Paradise Lost May be Found
In Biblical lore, it was the fall of Adam and Eve that first compromised the intended structure of the universe, bringing disorder to all creation. When viewed through the lens of Hildegard’s microcosm-macrocosm, the fall from the Garden of Eden disrupted our relationship with nature, which lead to physical and spiritual changes in man, physical fragility, suffering and modern diseases.
As a result, the integrity of man’s original constitution (constitutio) was altered. Not all is lost, however, as the Creator has preserved a means for us to restore our unadulterated state. According to Hildegard, diligent work leads to a virtuous life, and thereby we may regain divine salvation (restitutio).
The Four Elements and Bodily Juices
According to Hildegard’s descriptions, the four elements interact in the human body as well as in nature to form the body and mind. Of the four basic elements, two possess heavenly qualities (air and fire), and the other two (earth and water) have earthly qualities. The two higher elements form the spirit, which is intangible in nature, whereas the body forms from the lower elements.

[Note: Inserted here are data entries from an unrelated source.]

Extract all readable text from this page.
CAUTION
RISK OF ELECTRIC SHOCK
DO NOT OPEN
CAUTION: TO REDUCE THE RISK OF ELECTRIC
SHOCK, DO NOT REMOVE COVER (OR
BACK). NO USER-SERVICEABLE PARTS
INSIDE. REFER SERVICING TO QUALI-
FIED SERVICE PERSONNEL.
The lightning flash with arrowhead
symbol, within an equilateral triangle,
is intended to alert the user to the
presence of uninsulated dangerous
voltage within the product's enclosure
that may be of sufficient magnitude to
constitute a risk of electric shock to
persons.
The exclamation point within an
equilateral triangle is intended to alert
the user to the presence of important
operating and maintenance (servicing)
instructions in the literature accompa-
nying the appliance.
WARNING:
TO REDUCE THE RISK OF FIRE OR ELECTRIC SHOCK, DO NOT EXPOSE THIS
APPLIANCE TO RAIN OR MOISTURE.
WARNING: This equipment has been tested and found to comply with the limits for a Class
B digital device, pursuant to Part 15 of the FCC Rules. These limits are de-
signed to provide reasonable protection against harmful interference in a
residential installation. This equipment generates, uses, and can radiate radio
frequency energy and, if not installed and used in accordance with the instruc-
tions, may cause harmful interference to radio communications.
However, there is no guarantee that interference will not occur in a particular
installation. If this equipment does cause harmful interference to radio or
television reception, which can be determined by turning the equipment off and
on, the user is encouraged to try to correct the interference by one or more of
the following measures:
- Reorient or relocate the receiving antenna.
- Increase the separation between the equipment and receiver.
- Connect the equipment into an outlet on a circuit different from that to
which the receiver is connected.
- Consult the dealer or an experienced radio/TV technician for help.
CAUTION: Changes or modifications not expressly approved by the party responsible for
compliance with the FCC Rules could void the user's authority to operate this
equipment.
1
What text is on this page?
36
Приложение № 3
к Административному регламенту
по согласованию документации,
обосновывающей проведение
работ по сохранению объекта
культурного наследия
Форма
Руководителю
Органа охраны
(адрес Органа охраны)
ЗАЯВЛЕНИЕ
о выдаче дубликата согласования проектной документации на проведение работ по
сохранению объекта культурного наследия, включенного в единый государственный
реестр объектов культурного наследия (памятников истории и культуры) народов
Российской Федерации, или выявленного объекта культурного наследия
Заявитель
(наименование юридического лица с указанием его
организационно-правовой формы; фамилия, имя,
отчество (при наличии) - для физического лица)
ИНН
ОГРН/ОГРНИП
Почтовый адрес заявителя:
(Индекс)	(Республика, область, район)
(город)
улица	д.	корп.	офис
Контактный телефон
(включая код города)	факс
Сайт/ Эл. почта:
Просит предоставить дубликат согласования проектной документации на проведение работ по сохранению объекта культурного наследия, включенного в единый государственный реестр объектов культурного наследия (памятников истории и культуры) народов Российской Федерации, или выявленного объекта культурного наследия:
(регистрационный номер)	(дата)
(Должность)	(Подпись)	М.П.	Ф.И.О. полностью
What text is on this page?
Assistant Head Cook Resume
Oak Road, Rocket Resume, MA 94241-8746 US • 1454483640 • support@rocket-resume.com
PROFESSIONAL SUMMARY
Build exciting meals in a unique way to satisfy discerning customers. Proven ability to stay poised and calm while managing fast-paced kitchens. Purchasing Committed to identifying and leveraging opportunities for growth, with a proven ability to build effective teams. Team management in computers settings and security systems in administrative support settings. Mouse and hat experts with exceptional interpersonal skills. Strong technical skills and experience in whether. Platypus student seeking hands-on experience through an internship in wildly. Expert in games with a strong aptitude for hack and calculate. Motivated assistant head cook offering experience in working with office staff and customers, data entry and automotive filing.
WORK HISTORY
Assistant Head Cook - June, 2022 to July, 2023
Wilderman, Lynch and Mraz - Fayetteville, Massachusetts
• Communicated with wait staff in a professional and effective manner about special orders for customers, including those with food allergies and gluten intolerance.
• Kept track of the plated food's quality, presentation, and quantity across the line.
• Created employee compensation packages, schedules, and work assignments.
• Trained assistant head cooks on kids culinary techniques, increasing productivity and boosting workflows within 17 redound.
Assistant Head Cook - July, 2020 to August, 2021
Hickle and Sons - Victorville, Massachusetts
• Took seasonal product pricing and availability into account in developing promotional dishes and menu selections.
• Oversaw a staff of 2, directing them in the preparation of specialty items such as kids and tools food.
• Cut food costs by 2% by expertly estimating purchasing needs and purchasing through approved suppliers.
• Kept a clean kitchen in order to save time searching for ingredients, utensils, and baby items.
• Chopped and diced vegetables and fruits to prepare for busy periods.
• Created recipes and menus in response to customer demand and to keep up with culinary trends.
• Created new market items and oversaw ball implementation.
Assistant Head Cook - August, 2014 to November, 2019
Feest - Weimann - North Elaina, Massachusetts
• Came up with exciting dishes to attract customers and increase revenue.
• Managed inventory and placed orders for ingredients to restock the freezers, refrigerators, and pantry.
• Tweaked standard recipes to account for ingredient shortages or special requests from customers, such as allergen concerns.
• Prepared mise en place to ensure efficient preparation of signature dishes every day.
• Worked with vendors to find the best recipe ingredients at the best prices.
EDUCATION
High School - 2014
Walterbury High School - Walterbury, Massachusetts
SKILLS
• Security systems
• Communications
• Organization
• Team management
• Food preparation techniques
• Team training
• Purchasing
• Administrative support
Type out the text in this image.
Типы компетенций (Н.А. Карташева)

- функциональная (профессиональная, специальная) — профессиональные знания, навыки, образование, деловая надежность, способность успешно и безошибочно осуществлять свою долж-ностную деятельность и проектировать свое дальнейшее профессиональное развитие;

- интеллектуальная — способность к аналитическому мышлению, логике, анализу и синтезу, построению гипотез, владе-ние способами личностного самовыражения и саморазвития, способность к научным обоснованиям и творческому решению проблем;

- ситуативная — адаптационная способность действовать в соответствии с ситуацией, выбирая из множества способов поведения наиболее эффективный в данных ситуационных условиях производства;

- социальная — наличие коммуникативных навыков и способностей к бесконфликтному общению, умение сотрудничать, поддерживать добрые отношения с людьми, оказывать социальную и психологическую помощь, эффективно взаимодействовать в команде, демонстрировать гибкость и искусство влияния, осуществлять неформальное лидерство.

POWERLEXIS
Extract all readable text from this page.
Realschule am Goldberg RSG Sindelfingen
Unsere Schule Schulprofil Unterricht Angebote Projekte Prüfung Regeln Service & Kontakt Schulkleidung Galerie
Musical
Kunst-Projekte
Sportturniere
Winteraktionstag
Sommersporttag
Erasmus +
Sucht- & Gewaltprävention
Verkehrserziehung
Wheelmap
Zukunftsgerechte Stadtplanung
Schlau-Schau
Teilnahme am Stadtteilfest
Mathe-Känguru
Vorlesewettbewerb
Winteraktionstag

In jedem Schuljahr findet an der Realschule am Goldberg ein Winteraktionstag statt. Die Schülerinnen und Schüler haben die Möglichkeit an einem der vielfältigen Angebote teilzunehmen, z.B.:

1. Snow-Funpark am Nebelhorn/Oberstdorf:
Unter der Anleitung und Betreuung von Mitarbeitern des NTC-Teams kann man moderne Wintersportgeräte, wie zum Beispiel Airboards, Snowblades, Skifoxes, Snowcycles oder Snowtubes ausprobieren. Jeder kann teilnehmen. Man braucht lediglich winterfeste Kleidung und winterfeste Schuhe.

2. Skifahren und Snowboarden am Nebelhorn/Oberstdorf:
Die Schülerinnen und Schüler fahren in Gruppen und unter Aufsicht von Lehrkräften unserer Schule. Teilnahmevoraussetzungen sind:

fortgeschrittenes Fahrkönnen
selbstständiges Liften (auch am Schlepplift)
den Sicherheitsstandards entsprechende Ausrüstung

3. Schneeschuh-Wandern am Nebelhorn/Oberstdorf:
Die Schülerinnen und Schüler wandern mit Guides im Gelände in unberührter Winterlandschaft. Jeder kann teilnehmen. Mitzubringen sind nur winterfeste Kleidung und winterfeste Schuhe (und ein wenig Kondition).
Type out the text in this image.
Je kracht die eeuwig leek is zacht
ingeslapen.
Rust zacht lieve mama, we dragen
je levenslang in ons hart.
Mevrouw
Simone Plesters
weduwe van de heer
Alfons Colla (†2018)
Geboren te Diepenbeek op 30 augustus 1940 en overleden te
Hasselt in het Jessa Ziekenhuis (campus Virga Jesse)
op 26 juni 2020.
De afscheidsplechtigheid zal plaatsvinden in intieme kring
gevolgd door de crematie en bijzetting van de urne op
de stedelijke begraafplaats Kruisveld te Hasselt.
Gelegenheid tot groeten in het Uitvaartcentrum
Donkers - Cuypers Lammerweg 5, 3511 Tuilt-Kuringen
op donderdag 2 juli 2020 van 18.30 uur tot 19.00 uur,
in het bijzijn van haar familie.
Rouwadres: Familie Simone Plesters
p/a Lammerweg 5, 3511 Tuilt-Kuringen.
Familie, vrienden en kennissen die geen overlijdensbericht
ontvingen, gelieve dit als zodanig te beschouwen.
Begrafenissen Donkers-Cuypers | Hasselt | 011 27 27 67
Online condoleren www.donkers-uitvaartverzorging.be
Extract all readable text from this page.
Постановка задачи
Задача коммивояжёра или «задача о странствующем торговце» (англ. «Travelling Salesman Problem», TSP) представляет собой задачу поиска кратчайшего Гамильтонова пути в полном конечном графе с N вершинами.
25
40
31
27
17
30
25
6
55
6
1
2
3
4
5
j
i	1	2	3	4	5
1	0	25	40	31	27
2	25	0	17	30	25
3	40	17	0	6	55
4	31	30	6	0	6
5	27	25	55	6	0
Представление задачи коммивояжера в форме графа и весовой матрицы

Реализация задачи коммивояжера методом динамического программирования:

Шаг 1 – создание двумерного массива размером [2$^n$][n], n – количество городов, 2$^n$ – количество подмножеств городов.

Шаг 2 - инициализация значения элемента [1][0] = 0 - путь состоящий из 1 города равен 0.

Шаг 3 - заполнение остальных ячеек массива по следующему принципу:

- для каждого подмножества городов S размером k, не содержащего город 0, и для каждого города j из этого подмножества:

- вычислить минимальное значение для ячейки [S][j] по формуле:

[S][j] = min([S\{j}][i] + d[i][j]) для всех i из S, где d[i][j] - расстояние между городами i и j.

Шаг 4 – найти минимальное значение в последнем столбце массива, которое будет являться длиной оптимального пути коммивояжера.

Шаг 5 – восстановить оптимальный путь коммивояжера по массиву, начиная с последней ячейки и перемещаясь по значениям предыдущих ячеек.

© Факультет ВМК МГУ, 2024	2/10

The four elements remain equally interconnected as much in people as they are on Earth. These elements moderate, support, and balance one-another. The resulting interplay forms our bodies and spirits, culminating in the human being to give him life.
Fire gives sight, the air gives hearing, water contributes motion and Earth creates the body and its gait. The soul is sent by God is further characterized by the deeds of men.
The Four Bodily Juices or Humours
Diseases arise from the imbalance of phlegmata or juices in the body; these are often referred to as bodily humours. These bodily juices, as Hildegard described them, formed after the fall of man, and they determine health and sickness, as well as character and temperament in the people.
Hildegard’s views on bodily juices or phlegmata were consistent with the common medical wisdom of premodern times. She incorporates several aspects of humoral pathology into her methodology, while also incorporating her own unique elements. One such element was in how Hildegard further subdivides her system of four bodily juice into two dominant and two secondary juices.
The nature of Hildegard’s four bodily juices relates to the composition of the four basic elements in the following manner: fire produces dry phlegm, whereas air produces moist phlegm; water produces frothy phlegm and earth produces a lukewarm condition. As with the element, our bodily juices attain their natural state through balance and harmony. Any disruption results in disease.
Man’s Character and Bodily Juices
These juices can occur in different combinations and thereby determine the character of the human being, as well as his physical condition.
“The man with the lukewarm phlegm is a sad and anxious. With him, the black bile is present in excess and compromises the brain and heart. This man is God-fearing and can also live quite long because his phlegm neither excessively harms him, nor makes him completely healthy.” – Hildegard of Bingen
In her writings about bodily juices, Hildegard describes people with certain characteristics. She identifies the dominant bodily juice, influencing the prevalent characteristic or behavior. In her analysis of these qualities and the corresponding bodily juice, Hildegard projects the life expectancy of those individuals.
In this way, Hildegard deals with most juices and the corresponding character such that the predominant phlegm and the arrangement of all other juices determine a person’s character.
Causae et Curae
In Causae et Curae, Hildegard describes a total of 16 possible character types. She describes why a person acts in a certain way and what juice causes that behavior. She also speculates on the influence such behavior has on a person’s life. Through this process, Hildegard attempts to explain why people act differently and how their lifestyle and temperament impact their lives and their life-expectancies.
The balance of juices determines our character and life span, and the composition (qualities) of those juices further defines our respective character.
Hildegard always traces disease to an imbalance of our juices. According to her understanding, a life of measure and Godliness is the best path toward maintaining a balance of the juices, and thus health and wellness of body and spirit.